New Haven, Connecticut – Prominent human rights advocate Hamida Barmaki and her entire family were among at least 14 people killed when a Taliban suicide bomber blew up a crowded supermarket in Kabul on Friday.
Barmaki was a commissioner at the Afghanistan Independent Human Rights Commission, a passionate activist for the rights of Afghanistan’s women and children, and a law professor at Kabul University. She was killed with her husband, Massoud Yama, a doctor, and their four young children.
Afghanistan’s community of human rights defenders is reeling. The New York Times reports:
A colleague from the human rights commission, Ahmad Nader Nadery, struggled to control his emotions as he spoke of Ms. Barmaki. She had gone with her family to Italy in 2007 to study for a master’s degree and then returned to Afghanistan in 2008. “Her brothers were trying to persuade her to stay abroad, have a good education and a good life for her family, but she resisted these requests and returned back,” Mr. Nadery said.
Barmaki dedicated her life to expanding access to justice for Afghanistan’s most vulnerable populations, and ending practices that harmed children. Her work was often dealt with taboo subjects, such as sexual abuse, and challenged the powerful.
Her work to end the recruitment of children by the Afghan police force and the use of boy sex slaves by military officials was just coming to fruition. (She had planned to give an interview to The New York Times on that subject later on Saturday.) In addition to her human rights commission work and teaching, she set up a training center for young lawyers, ran a charity that provided free legal aid to the poor and was trying to establish a post-graduate program in legal studies, Mr. Nadery said.
Given the opportunity to move abroad and escape the violence that had gripped her homeland all her life, Barmaki chose to stay in Afghanistan, a selfless decision that cost Barmaki her life.

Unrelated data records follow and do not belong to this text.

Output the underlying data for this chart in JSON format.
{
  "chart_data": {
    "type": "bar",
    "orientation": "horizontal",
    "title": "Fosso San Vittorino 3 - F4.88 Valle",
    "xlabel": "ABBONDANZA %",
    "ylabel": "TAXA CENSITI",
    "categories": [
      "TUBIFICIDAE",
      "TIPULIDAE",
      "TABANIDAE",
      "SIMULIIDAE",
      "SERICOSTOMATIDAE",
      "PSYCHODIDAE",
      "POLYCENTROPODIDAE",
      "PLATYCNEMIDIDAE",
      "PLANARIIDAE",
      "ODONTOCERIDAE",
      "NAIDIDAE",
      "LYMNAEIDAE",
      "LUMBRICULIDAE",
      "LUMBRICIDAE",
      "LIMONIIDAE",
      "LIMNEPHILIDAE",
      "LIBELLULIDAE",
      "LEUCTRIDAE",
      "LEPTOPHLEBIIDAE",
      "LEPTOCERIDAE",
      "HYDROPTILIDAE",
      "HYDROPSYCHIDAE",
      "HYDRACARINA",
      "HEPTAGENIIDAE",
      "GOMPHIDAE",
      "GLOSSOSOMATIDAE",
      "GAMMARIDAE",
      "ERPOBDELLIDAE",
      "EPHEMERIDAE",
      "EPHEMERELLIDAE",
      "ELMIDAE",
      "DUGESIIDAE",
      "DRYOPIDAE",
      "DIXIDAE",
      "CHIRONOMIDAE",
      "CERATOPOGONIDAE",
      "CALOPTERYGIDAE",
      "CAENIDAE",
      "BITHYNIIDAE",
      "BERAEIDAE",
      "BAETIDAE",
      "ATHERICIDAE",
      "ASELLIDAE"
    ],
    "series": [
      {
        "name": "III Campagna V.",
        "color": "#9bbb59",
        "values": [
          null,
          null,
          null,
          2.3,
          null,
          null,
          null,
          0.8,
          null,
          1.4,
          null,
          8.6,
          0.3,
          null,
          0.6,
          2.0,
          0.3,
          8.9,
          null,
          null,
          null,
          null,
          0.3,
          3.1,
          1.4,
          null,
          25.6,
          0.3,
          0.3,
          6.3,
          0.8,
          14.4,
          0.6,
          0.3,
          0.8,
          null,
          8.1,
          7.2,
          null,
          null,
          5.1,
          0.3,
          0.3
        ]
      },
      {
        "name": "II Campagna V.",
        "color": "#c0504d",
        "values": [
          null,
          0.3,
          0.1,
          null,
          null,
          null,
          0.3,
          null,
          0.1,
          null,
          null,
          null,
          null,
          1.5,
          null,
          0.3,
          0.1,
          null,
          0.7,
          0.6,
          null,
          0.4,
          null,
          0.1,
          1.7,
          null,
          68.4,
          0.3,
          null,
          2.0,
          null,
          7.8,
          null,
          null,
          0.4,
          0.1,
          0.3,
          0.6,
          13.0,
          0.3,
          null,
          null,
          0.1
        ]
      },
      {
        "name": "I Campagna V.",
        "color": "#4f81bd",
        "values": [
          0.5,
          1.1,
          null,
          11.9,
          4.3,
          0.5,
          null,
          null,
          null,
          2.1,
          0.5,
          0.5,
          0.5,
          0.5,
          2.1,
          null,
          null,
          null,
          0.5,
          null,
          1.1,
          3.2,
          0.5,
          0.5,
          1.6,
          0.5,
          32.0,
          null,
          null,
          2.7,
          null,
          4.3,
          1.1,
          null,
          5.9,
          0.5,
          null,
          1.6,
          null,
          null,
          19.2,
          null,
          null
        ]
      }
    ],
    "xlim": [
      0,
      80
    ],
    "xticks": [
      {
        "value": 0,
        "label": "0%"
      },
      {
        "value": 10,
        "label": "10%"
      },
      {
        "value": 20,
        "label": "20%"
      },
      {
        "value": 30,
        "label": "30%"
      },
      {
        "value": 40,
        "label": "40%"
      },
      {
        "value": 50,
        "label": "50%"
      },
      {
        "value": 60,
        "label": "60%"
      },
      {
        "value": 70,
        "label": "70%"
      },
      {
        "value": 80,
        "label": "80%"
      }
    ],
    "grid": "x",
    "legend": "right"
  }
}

Ms. Barmaki had been offered a fellowship in Germany this year, but decided against it so she could continue her work here. “She was loved by everybody,” Mr. Nadery said. “She was a very humble person, very quiet and soft-spoken, but when she did speak, it was with great force and authority.”
Thousands of mourners gathered in freezing rain for a final farewell to Barmaki, Yama and their children, when the family was buried in a cemetery on the outskirts of Kabul Saturday.
Even from afar, it’s impossible not to feel the darkness pressing in.